If proof be needed of the way the Modi government has used the CBI to go after opposition leaders while saving its own leaders from probes, they say, just look at the clean chit given to former Madhya Pradesh chief minister Shivraj Singh Chouhan; or BJP chief Amit Shah being discharged in the Sohrabuddin fake encounter case; or mine baron Janardhan Reddy being freed from the CBI’s clutches ahead of the Karnataka assembly elections last year.
It is not that only the Modi government has used the CBI to further its political goals. It was political folklore that during the UPA regime, whenever it needed votes in Parliament, the cases against Samajwadi Party patriarch Mulayam Singh Yadav and BSP supremo Mayawati were dusted out and then put back in the almirahs once the job was done. But the intensity and intent of this government, which has a majority of its own and so does not need a Mulayam or a Mayawati to vote along with it in Parliament, the opposition perceives, is not designed to merely arm-twist but to destroy all opposition forever. A set of CBI officers, some of them brought in and placed in the agency by this very government, appear all too willing to do its bidding.
That has created a divide in the agency and in fact led to the bitterest factional feud in the agency, which finally led to the sacking of its director Alok Verma, who was at loggerheads with the government over his action against his deputy Rakesh Asthana, who is considered close to Modi and Amit Shah. Asthana was also shifted out of the CBI last month.
As the Lok Sabha elections near, and Modi and the BJP have felt the heat of a gathering opposition alliances, especially in Uttar Pradesh, the CBI is finding itself ever more useful to the government. Samajwadi Party president Akhilesh Yadav, for instance, is suddenly facing an investigation in an illegal mining case from over four years ago, although his name does not figure in the CBI FIR, which was itself registered last month soon after he sealed an alliance with Mayawati’s BSP. That alliance is expected to hugely dent the BJP’s poll prospects in Uttar Pradesh, which sends 80 MPs to Lok Sabha. In 2014, the BJP had won a whopping 71 of those seats but has since lost three in bypolls for which SP and BSP had come together.
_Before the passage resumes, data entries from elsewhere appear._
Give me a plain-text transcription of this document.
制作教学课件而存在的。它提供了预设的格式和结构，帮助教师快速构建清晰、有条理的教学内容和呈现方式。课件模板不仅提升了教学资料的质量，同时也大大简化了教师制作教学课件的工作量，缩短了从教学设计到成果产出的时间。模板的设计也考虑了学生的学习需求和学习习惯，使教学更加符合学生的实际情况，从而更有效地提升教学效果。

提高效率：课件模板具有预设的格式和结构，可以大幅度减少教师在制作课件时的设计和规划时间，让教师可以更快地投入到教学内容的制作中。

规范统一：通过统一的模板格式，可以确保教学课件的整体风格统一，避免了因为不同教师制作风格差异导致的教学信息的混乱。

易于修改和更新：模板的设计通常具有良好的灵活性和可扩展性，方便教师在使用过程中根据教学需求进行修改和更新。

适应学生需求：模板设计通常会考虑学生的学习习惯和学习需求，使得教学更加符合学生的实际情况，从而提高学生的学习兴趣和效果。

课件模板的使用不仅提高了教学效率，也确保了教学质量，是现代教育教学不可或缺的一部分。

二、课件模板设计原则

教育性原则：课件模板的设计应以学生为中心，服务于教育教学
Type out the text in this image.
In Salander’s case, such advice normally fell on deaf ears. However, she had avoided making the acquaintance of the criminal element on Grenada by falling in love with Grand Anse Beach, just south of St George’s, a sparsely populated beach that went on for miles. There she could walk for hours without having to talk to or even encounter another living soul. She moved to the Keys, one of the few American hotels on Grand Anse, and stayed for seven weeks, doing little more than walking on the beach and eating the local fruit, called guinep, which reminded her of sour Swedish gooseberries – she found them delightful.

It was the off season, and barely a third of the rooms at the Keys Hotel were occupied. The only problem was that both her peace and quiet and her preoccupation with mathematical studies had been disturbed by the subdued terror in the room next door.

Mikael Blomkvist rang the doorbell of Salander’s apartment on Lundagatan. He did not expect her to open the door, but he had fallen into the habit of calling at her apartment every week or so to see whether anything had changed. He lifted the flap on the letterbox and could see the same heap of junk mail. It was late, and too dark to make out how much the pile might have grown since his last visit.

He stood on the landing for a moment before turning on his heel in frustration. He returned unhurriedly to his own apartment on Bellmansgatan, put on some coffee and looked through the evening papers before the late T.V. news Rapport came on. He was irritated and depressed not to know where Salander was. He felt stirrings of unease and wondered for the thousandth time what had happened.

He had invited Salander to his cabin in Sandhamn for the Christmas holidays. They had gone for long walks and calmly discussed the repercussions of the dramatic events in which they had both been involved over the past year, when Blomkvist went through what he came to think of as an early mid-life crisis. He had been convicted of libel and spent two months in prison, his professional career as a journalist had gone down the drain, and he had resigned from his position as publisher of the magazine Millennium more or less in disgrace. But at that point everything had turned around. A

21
Opposition leaders also point to sudden haste with which the government has been acting in cases against AAP, RJD, Congress and Trinamool Congress leaders. In the chit-fund scam cases, the parties point out that the CBI did nothing in the past five years, but suddenly woke up to the case to interrogate the Kolkata police commissioner, seen as being close to Mamata Banerjee, just ahead of elections, even as the Modi-Shah duo eye Bengal for its 40 LS seats. In fact, in October, a prominent Bengali newspaper had outed an audio clip of a conversation between Mukul Roy and BJP leader Kailash Vijayvargiya in which the former tells the latter that to tell Amit Shah that the CBI should go after four senior IPS officers to scare them.
Meanwhile, elsewhere, in Andhra Pradesh, for instance, the Modi government and the CBI are in no hurry to pursue long-pending cases against YSR Congress leader Y S Jaganmohan Reddy. After all, he is a potential ally.